Le cirque de Gavarnie

L'Algérie, j'y suis né le jour du débarquement des Américains, le 8 novembre 1942. J'ai quitté ce pays merveilleux en 1962, pour n'y retourner qu'en août 2004, soit 42 ans plus tard...
Midi-Pyrénées m'a accueilli. J'ai mis du temps pour m'imprégner de Toulouse mais j'ai de suite été charmé par ce massif montagneux et ses rivières vagabondes que je parcours avec amour...Ah ces chères Pyrénées, que je m'y trouve bien ...! Vous y trouverez de nombreux articles dédiés à cette magnifique région et la capitale de Midi Pyrénées : Toulouse
L'Algérie, j'y suis revenu dix fois depuis; j'ai apprécié la chaleur de l'accueil, un accueil inégalé de par le monde.......L'espérance d'abord ...Une relative désillusion ensuite...Pourquoi alors que le pays a un potentiel énorme...Les gens sont perdus et ne savent pus que faire....Les jeunes n'en parlons pas, ils ne trouvent leur salut que dans la fuite....Est-il bon de dénoncer cela?
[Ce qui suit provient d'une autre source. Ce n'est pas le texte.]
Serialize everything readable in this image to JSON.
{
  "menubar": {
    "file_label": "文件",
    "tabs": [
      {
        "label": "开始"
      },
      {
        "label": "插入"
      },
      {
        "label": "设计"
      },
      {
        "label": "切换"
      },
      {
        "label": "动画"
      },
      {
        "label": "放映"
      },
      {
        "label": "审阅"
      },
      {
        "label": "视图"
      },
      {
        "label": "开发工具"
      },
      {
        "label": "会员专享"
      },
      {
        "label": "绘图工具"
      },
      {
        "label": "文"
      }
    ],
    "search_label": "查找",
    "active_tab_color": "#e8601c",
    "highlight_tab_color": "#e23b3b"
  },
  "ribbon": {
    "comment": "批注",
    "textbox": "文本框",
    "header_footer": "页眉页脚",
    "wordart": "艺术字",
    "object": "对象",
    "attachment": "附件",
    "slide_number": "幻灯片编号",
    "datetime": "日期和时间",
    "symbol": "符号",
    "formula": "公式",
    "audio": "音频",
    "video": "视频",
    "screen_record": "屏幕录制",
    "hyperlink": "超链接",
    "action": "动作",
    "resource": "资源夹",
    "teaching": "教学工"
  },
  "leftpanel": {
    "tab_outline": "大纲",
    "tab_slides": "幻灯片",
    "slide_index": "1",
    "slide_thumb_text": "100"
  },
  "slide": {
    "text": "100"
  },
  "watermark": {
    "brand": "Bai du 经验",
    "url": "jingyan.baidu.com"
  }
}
Ce n'est pas en se taisant que les choses avanceront.
Il y a un décalage énorme entre la pensée du peuple et des amis que je rencontre régulièrement et les propos tenus dans les divers forums qui reprennent généralement les milieux lobbyistes relayant les consignes gouvernementales...
Les piliers de l'Algérie, à savoir, armée, religion et tenants du pouvoir sont un frein au développement de l'Algérie ....Le Pays est en veilleuse....Les gens reçoivent des ….sucettes...Juste le nécessaire... pour que ....rien nez bouge....
Pourtant des individus valeureux il y en a ....Mais pourquoi garder des élites qui pourraient remettre en cause une situation permettant aux tenants des institutions de profiter des immenses ressources de l'Algérie. Le peuple devenu passif n'a plus qu'un seul espoir : Dieu envers qui il se retourne de plus en plus...Dieu et la famille, cette famille qui revêt une importance capitale en Algérie.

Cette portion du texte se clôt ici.